Просто в Гончаровой была незашоренность. Умение воспринимать, не растворяясь в увиденном. И когда деликатность «стаккато» пуантилистской рябины сменяется дикостью «Божества плодородия», написанного монументально, как из камня высеченного, – это не кажется неорганичным. Как, например, не вызывает недоумения, что и написанные Ларионовым ее портреты, и гончаровские автопортреты не сходны меж собой. Она была разной, и впечатление такое, будто получалось у нее это легко.
Хотя есть здесь вещи… странные, для Гончаровой, как кажется, слишком вялые. Созданные уже во Франции, сладостные по-васнецовски, почти слащавые две «кумушки»-испанки, обнаженная тоже с каким-то неловким балансированием между примитивом и салоном да сделанный в том же духе «Завтрак» – может, высмеивающий картины Мане и Моне?..
А еще нынешнюю ретроспективу можно считать ответом Третьяковской галереи в длительных спорах о наследии Гончаровой. После выхода в 2010 и 2011 годах книг Энтони Партона и Дениз Базету о художнице российская сторона была встревожена попаданием в эти монографии произведений, чья подлинность вызывала у нее опасения. По словам Ирины Вакар, Третьяковская галерея получила письмо от адвоката мадам Базету о том, «что, если мы будем понижать репутацию его клиента, получим судебный иск. Но нам совершенно неинтересно заниматься репутацией мадам Базету, мы хотим защитить репутацию Гончаровой. И Ирина Лебедева сказала, что наш ответ – наша выставка.

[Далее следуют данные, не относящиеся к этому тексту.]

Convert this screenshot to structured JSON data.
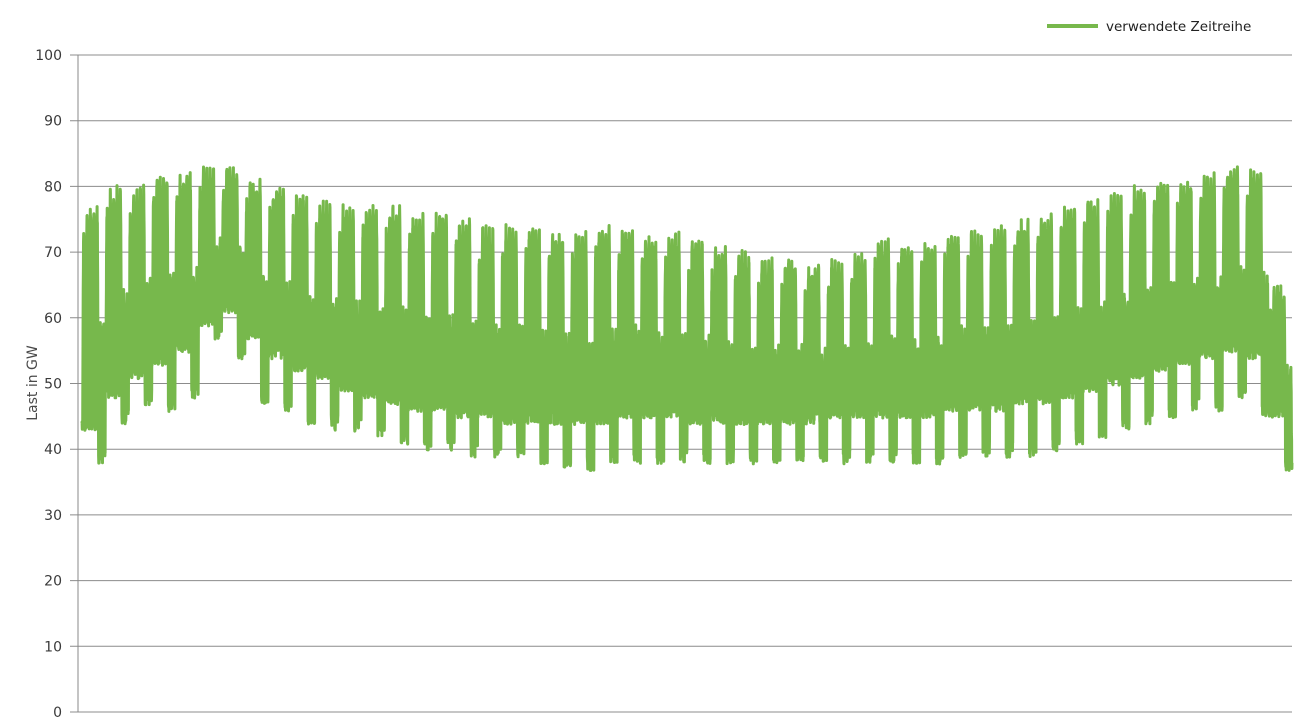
{
  "chart_data": {
    "type": "line",
    "title": "",
    "xlabel": "",
    "ylabel": "Last in GW",
    "ylim": [
      0,
      100
    ],
    "yticks": [
      0,
      10,
      20,
      30,
      40,
      50,
      60,
      70,
      80,
      90,
      100
    ],
    "grid": true,
    "legend_position": "top-right",
    "line_color": "#77b84c",
    "series": [
      {
        "name": "verwendete Zeitreihe",
        "description_points": "weekly envelope of hourly load: per-week [daily_peak_max, weekday_min, weekend_min]",
        "weekly_envelope": [
          [
            76,
            44,
            39
          ],
          [
            79,
            49,
            45
          ],
          [
            79,
            52,
            48
          ],
          [
            81,
            54,
            47
          ],
          [
            81,
            56,
            49
          ],
          [
            82,
            60,
            58
          ],
          [
            82,
            62,
            55
          ],
          [
            80,
            58,
            48
          ],
          [
            79,
            55,
            47
          ],
          [
            78,
            53,
            45
          ],
          [
            77,
            52,
            44
          ],
          [
            76,
            50,
            44
          ],
          [
            76,
            49,
            43
          ],
          [
            76,
            48,
            42
          ],
          [
            75,
            47,
            41
          ],
          [
            75,
            47,
            41
          ],
          [
            74,
            46,
            40
          ],
          [
            73,
            46,
            40
          ],
          [
            73,
            45,
            40
          ],
          [
            73,
            45,
            39
          ],
          [
            72,
            45,
            38
          ],
          [
            72,
            45,
            38
          ],
          [
            73,
            45,
            39
          ],
          [
            73,
            46,
            39
          ],
          [
            72,
            46,
            39
          ],
          [
            72,
            46,
            39
          ],
          [
            71,
            45,
            39
          ],
          [
            70,
            45,
            39
          ],
          [
            69,
            45,
            39
          ],
          [
            68,
            45,
            39
          ],
          [
            68,
            45,
            39
          ],
          [
            67,
            45,
            39
          ],
          [
            68,
            46,
            39
          ],
          [
            69,
            46,
            39
          ],
          [
            71,
            46,
            39
          ],
          [
            70,
            46,
            39
          ],
          [
            71,
            46,
            39
          ],
          [
            72,
            47,
            40
          ],
          [
            72,
            47,
            40
          ],
          [
            73,
            47,
            40
          ],
          [
            74,
            48,
            40
          ],
          [
            75,
            48,
            41
          ],
          [
            76,
            49,
            42
          ],
          [
            77,
            50,
            43
          ],
          [
            78,
            51,
            44
          ],
          [
            79,
            52,
            45
          ],
          [
            80,
            53,
            46
          ],
          [
            80,
            54,
            47
          ],
          [
            81,
            55,
            47
          ],
          [
            82,
            56,
            49
          ],
          [
            82,
            55,
            46
          ],
          [
            64,
            46,
            38
          ]
        ]
      }
    ]
  }
}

Для нас эта история уже закончилась». Впрочем, на нынешней ретроспективной выставке есть не только музейные, но и вещи из частных собраний – в их провенансе музей абсолютно уверен.
Что до самой Натальи Гончаровой, теперешняя выставка, как лоскут, сшитая из ярких, разнородных картин, когда колорит мог стать главным героем работы, – все это еще и о витальной силе авангарда. О «беспричинной постоянной радости жизни», как писала сама художница.